Billy Kitchin

Personal information
- Full name: William Farrington Kitchin
- Born: 28 July 1882 Cleator, Cumberland, England
- Died: 22 September 1960 (aged 78) Whiston, Lancashire, England

Playing information
- Position: Wing
Club
| Years | Team | Pld | T | G | FG | P |
| 1900–13 | Huddersfield | 296 | 211 | 17 |  | 667 |
Representative
| Years | Team | Pld | T | G | FG | P |
| 1911 | England | 2 | 3 | 0 |  | 9 |
- Source:

= Billy Kitchin =

England international rugby league footballer

William Farrington Kitchin (Note: William Kitchin's surname is variously spelt with an 'i', as Kitchin, or with an 'e' as Kitchen.) (28 July 1882 – 22 September 1960) was an English professional rugby league footballer who played in the 1900s and 1910s.
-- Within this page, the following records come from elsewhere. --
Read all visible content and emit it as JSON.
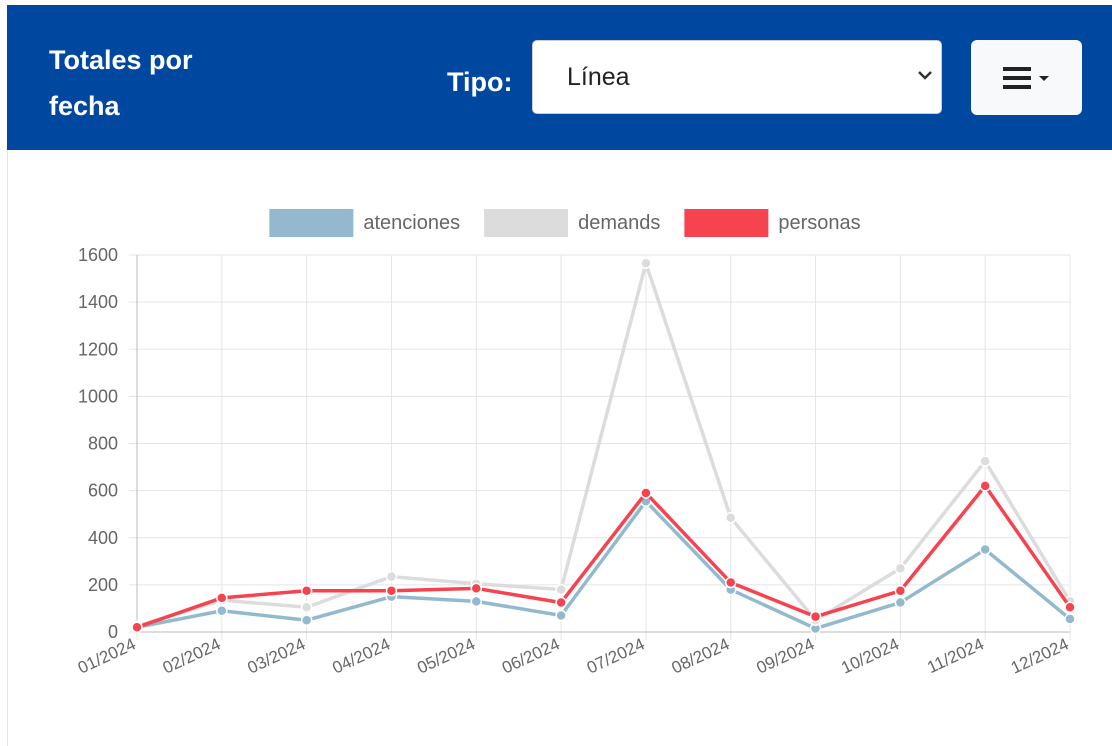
{
  "header": {
    "title": "Totales por fecha",
    "type_label": "Tipo:",
    "select_value": "Línea"
  },
  "chart_data": {
    "type": "line",
    "categories": [
      "01/2024",
      "02/2024",
      "03/2024",
      "04/2024",
      "05/2024",
      "06/2024",
      "07/2024",
      "08/2024",
      "09/2024",
      "10/2024",
      "11/2024",
      "12/2024"
    ],
    "series": [
      {
        "name": "atenciones",
        "color": "#93b9cf",
        "values": [
          20,
          90,
          50,
          150,
          130,
          70,
          555,
          180,
          15,
          125,
          350,
          55
        ]
      },
      {
        "name": "demands",
        "color": "#dcdcdc",
        "values": [
          25,
          135,
          105,
          235,
          205,
          180,
          1565,
          485,
          50,
          270,
          725,
          130
        ]
      },
      {
        "name": "personas",
        "color": "#f5434f",
        "values": [
          20,
          145,
          175,
          175,
          185,
          125,
          590,
          210,
          65,
          175,
          620,
          105
        ]
      }
    ],
    "ylim": [
      0,
      1600
    ],
    "yticks": [
      0,
      200,
      400,
      600,
      800,
      1000,
      1200,
      1400,
      1600
    ],
    "grid": true,
    "legend": "top"
  }
}
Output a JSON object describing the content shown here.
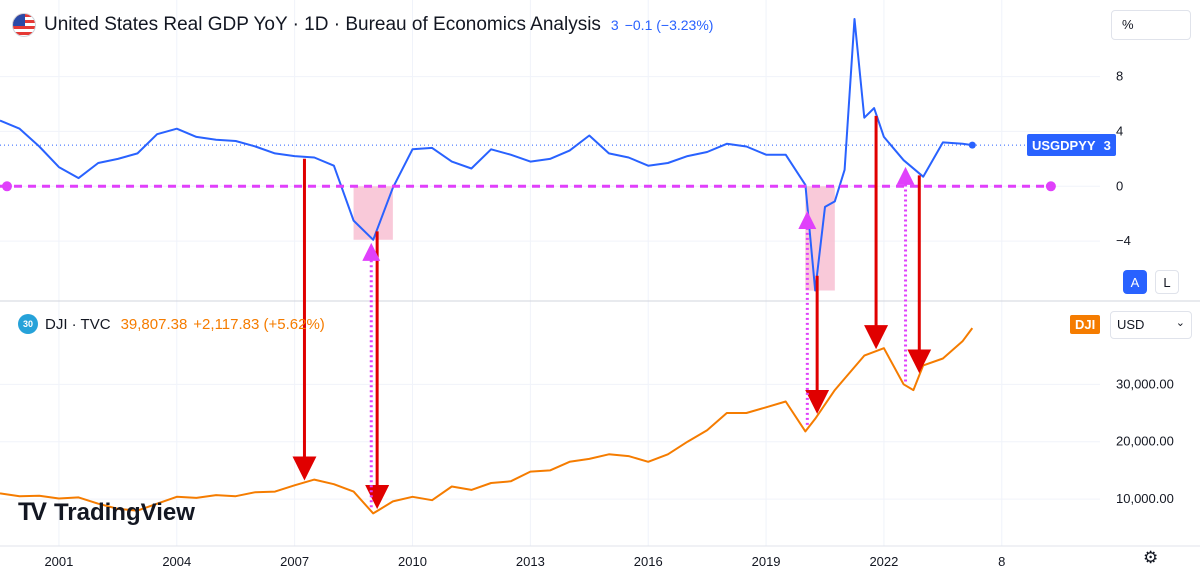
{
  "header": {
    "title": "United States Real GDP YoY · 1D · Bureau of Economics Analysis",
    "last_value": "3",
    "change": "−0.1 (−3.23%)"
  },
  "lower_header": {
    "title": "DJI · TVC",
    "badge": "30",
    "last_value": "39,807.38",
    "change": "+2,117.83 (+5.62%)"
  },
  "scale": {
    "unit_label": "%",
    "auto_label": "A",
    "log_label": "L",
    "currency_label": "USD"
  },
  "tags": {
    "gdp_name": "USGDPYY",
    "gdp_value": "3",
    "dji_name": "DJI"
  },
  "watermark": {
    "mark": "TV",
    "word": "TradingView"
  },
  "icons": {
    "settings": "gear-icon",
    "flag": "us-flag-icon",
    "chevron": "chevron-down-icon"
  },
  "colors": {
    "gdp_line": "#2962ff",
    "dji_line": "#f57c00",
    "arrow_red": "#e00000",
    "annotation_magenta": "#e040fb",
    "recession_fill": "#f8bbd0"
  },
  "chart_data": [
    {
      "type": "line",
      "name": "USGDPYY",
      "yticks": [
        "8",
        "4",
        "0",
        "−4"
      ],
      "ytick_values": [
        8,
        4,
        0,
        -4
      ],
      "ylim": [
        -8,
        13
      ],
      "xlim": [
        1999.5,
        2027.5
      ],
      "x": [
        1999.5,
        2000.0,
        2000.5,
        2001.0,
        2001.5,
        2002.0,
        2002.5,
        2003.0,
        2003.5,
        2004.0,
        2004.5,
        2005.0,
        2005.5,
        2006.0,
        2006.5,
        2007.0,
        2007.5,
        2008.0,
        2008.5,
        2009.0,
        2009.5,
        2010.0,
        2010.5,
        2011.0,
        2011.5,
        2012.0,
        2012.5,
        2013.0,
        2013.5,
        2014.0,
        2014.5,
        2015.0,
        2015.5,
        2016.0,
        2016.5,
        2017.0,
        2017.5,
        2018.0,
        2018.5,
        2019.0,
        2019.5,
        2020.0,
        2020.25,
        2020.5,
        2020.75,
        2021.0,
        2021.25,
        2021.5,
        2021.75,
        2022.0,
        2022.5,
        2023.0,
        2023.5,
        2024.0,
        2024.25
      ],
      "values": [
        4.8,
        4.2,
        2.9,
        1.4,
        0.6,
        1.7,
        2.0,
        2.4,
        3.8,
        4.2,
        3.6,
        3.4,
        3.3,
        2.9,
        2.4,
        2.2,
        2.1,
        1.5,
        -2.5,
        -3.9,
        -0.1,
        2.7,
        2.8,
        1.8,
        1.3,
        2.7,
        2.3,
        1.8,
        2.0,
        2.6,
        3.7,
        2.4,
        2.1,
        1.5,
        1.7,
        2.2,
        2.5,
        3.1,
        2.9,
        2.3,
        2.3,
        0.1,
        -7.6,
        -1.5,
        -1.1,
        1.2,
        12.2,
        5.0,
        5.7,
        3.6,
        1.9,
        0.7,
        3.2,
        3.1,
        3.0
      ],
      "zero_line": 0,
      "recession_bands": [
        [
          2008.5,
          2009.5
        ],
        [
          2020.0,
          2020.75
        ]
      ]
    },
    {
      "type": "line",
      "name": "DJI",
      "yticks": [
        "30,000.00",
        "20,000.00",
        "10,000.00"
      ],
      "ytick_values": [
        30000,
        20000,
        10000
      ],
      "ylim": [
        2000,
        44000
      ],
      "xticks": [
        "2001",
        "2004",
        "2007",
        "2010",
        "2013",
        "2016",
        "2019",
        "2022",
        "8"
      ],
      "xtick_values": [
        2001,
        2004,
        2007,
        2010,
        2013,
        2016,
        2019,
        2022,
        2025
      ],
      "x": [
        1999.5,
        2000.0,
        2000.5,
        2001.0,
        2001.5,
        2002.0,
        2002.5,
        2003.0,
        2003.5,
        2004.0,
        2004.5,
        2005.0,
        2005.5,
        2006.0,
        2006.5,
        2007.0,
        2007.5,
        2008.0,
        2008.5,
        2009.0,
        2009.5,
        2010.0,
        2010.5,
        2011.0,
        2011.5,
        2012.0,
        2012.5,
        2013.0,
        2013.5,
        2014.0,
        2014.5,
        2015.0,
        2015.5,
        2016.0,
        2016.5,
        2017.0,
        2017.5,
        2018.0,
        2018.5,
        2019.0,
        2019.5,
        2020.0,
        2020.25,
        2020.5,
        2020.75,
        2021.0,
        2021.5,
        2022.0,
        2022.5,
        2022.75,
        2023.0,
        2023.5,
        2024.0,
        2024.25
      ],
      "values": [
        11000,
        10500,
        10600,
        10100,
        10300,
        9200,
        8300,
        8000,
        9200,
        10400,
        10200,
        10700,
        10500,
        11200,
        11300,
        12400,
        13400,
        12600,
        11300,
        7500,
        9600,
        10400,
        9800,
        12200,
        11600,
        12800,
        13100,
        14800,
        15000,
        16500,
        17000,
        17800,
        17500,
        16500,
        17800,
        20000,
        22000,
        25000,
        25000,
        26000,
        27000,
        21800,
        24000,
        26500,
        29000,
        31000,
        35000,
        36300,
        30000,
        29000,
        33300,
        34500,
        37500,
        39800
      ]
    }
  ]
}
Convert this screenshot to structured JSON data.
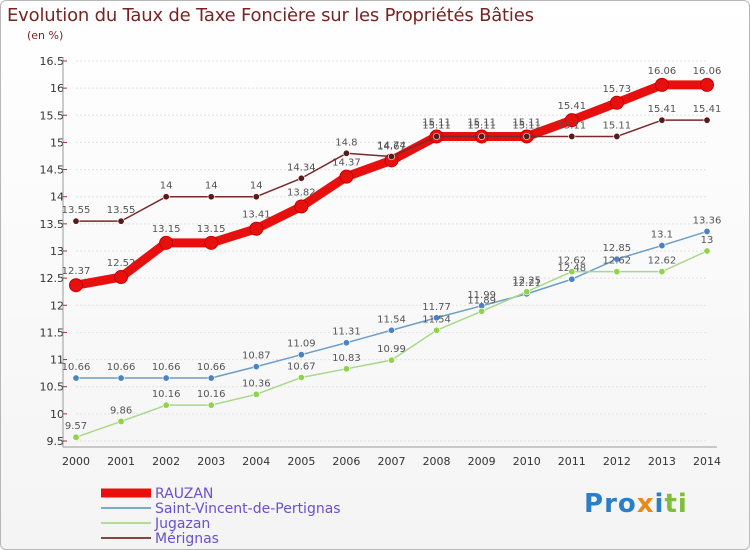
{
  "header": {
    "title": "Evolution du Taux de Taxe Foncière sur les Propriétés Bâties",
    "subtitle": "(en %)"
  },
  "logo": {
    "text": "Proxiti",
    "colors": [
      "#2a7fc7",
      "#e8891c",
      "#7bbf3a"
    ]
  },
  "chart_data": {
    "type": "line",
    "title": "Evolution du Taux de Taxe Foncière sur les Propriétés Bâties",
    "subtitle": "(en %)",
    "xlabel": "",
    "ylabel": "",
    "x": [
      "2000",
      "2001",
      "2002",
      "2003",
      "2004",
      "2005",
      "2006",
      "2007",
      "2008",
      "2009",
      "2010",
      "2011",
      "2012",
      "2013",
      "2014"
    ],
    "ylim": [
      9.5,
      16.5
    ],
    "y_ticks": [
      "9.5",
      "10",
      "10.5",
      "11",
      "11.5",
      "12",
      "12.5",
      "13",
      "13.5",
      "14",
      "14.5",
      "15",
      "15.5",
      "16",
      "16.5"
    ],
    "grid": true,
    "legend": "bottom-left",
    "series": [
      {
        "name": "RAUZAN",
        "color": "#e8100e",
        "emphasis": true,
        "values": [
          12.37,
          12.52,
          13.15,
          13.15,
          13.41,
          13.82,
          14.37,
          14.67,
          15.11,
          15.11,
          15.11,
          15.41,
          15.73,
          16.06,
          16.06
        ]
      },
      {
        "name": "Saint-Vincent-de-Pertignas",
        "color": "#6c9ec9",
        "marker": "#4a83c4",
        "values": [
          10.66,
          10.66,
          10.66,
          10.66,
          10.87,
          11.09,
          11.31,
          11.54,
          11.77,
          11.99,
          12.21,
          12.48,
          12.85,
          13.1,
          13.36
        ]
      },
      {
        "name": "Jugazan",
        "color": "#a8d88a",
        "marker": "#8fd448",
        "values": [
          9.57,
          9.86,
          10.16,
          10.16,
          10.36,
          10.67,
          10.83,
          10.99,
          11.54,
          11.89,
          12.25,
          12.62,
          12.62,
          12.62,
          13
        ]
      },
      {
        "name": "Mérignas",
        "color": "#7a2a2a",
        "marker": "#5a1a1a",
        "values": [
          13.55,
          13.55,
          14,
          14,
          14,
          14.34,
          14.8,
          14.74,
          15.11,
          15.11,
          15.11,
          15.11,
          15.11,
          15.41,
          15.41
        ]
      }
    ]
  }
}
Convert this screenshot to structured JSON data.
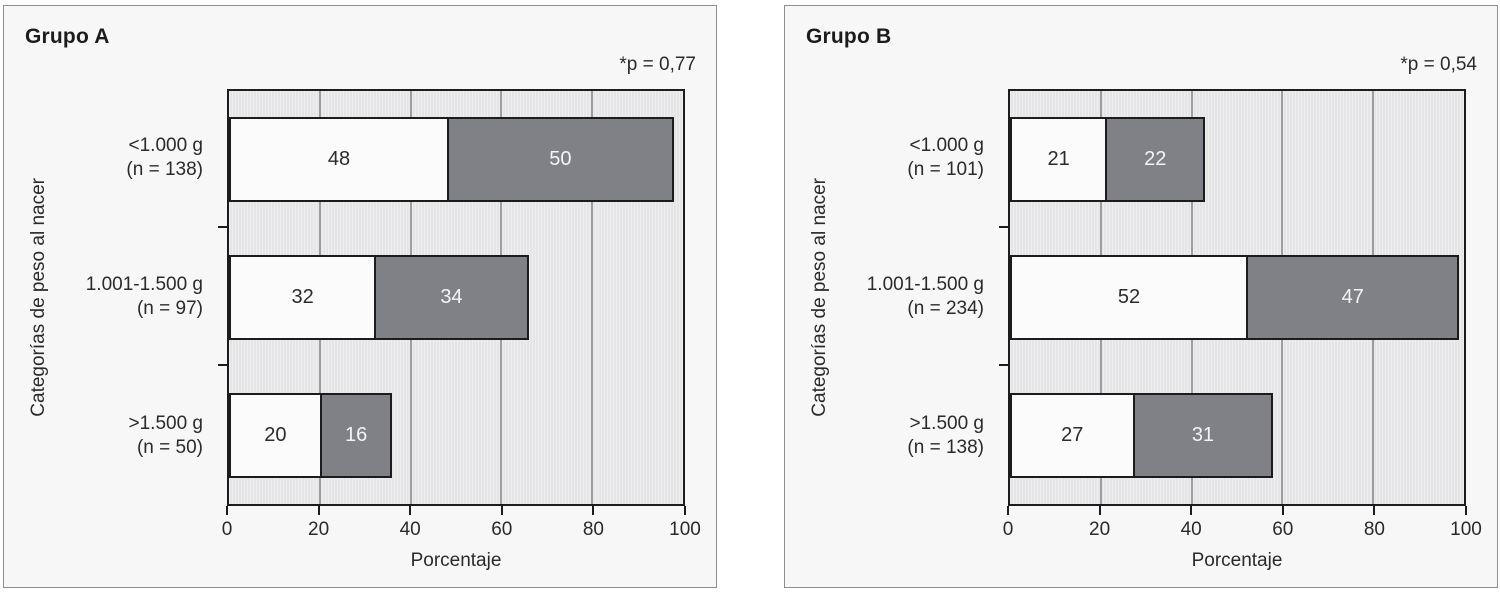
{
  "chart_data": [
    {
      "type": "bar",
      "orientation": "horizontal",
      "stacked": true,
      "title": "Grupo A",
      "annotation": "*p = 0,77",
      "xlabel": "Porcentaje",
      "ylabel": "Categorías de peso al nacer",
      "xlim": [
        0,
        100
      ],
      "xticks": [
        "0",
        "20",
        "40",
        "60",
        "80",
        "100"
      ],
      "grid": "vertical",
      "legend": "none",
      "categories": [
        "<1.000 g (n = 138)",
        "1.001-1.500 g (n = 97)",
        ">1.500 g (n = 50)"
      ],
      "category_lines": [
        [
          "<1.000 g",
          "(n = 138)"
        ],
        [
          "1.001-1.500 g",
          "(n = 97)"
        ],
        [
          ">1.500 g",
          "(n = 50)"
        ]
      ],
      "series": [
        {
          "name": "segment-light",
          "color": "#fbfbfb",
          "values": [
            48,
            32,
            20
          ]
        },
        {
          "name": "segment-dark",
          "color": "#7f8186",
          "values": [
            50,
            34,
            16
          ]
        }
      ]
    },
    {
      "type": "bar",
      "orientation": "horizontal",
      "stacked": true,
      "title": "Grupo B",
      "annotation": "*p = 0,54",
      "xlabel": "Porcentaje",
      "ylabel": "Categorías de peso al nacer",
      "xlim": [
        0,
        100
      ],
      "xticks": [
        "0",
        "20",
        "40",
        "60",
        "80",
        "100"
      ],
      "grid": "vertical",
      "legend": "none",
      "categories": [
        "<1.000 g (n = 101)",
        "1.001-1.500 g (n = 234)",
        ">1.500 g (n = 138)"
      ],
      "category_lines": [
        [
          "<1.000 g",
          "(n = 101)"
        ],
        [
          "1.001-1.500 g",
          "(n = 234)"
        ],
        [
          ">1.500 g",
          "(n = 138)"
        ]
      ],
      "series": [
        {
          "name": "segment-light",
          "color": "#fbfbfb",
          "values": [
            21,
            52,
            27
          ]
        },
        {
          "name": "segment-dark",
          "color": "#7f8186",
          "values": [
            22,
            47,
            31
          ]
        }
      ]
    }
  ],
  "colors": {
    "panel_background": "#f7f7f8",
    "panel_border": "#8e8e90",
    "plot_background": "#e5e5e7",
    "gridline": "#9b9da1",
    "frame": "#1c1c1c",
    "bar_light": "#fbfbfb",
    "bar_dark": "#7f8186"
  }
}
He played at representative level for England, and at club level for Huddersfield, as a .

==Background==
William Kitchin was born in Whitehaven, Cumberland, England.

==Playing career==
===Career records===
Kitchin was the league's top try-scorer in the 1910–11 season with 41-tries.

===International honours===
Kitchin won caps for England while at Huddersfield in 1911 against Wales, and Australia.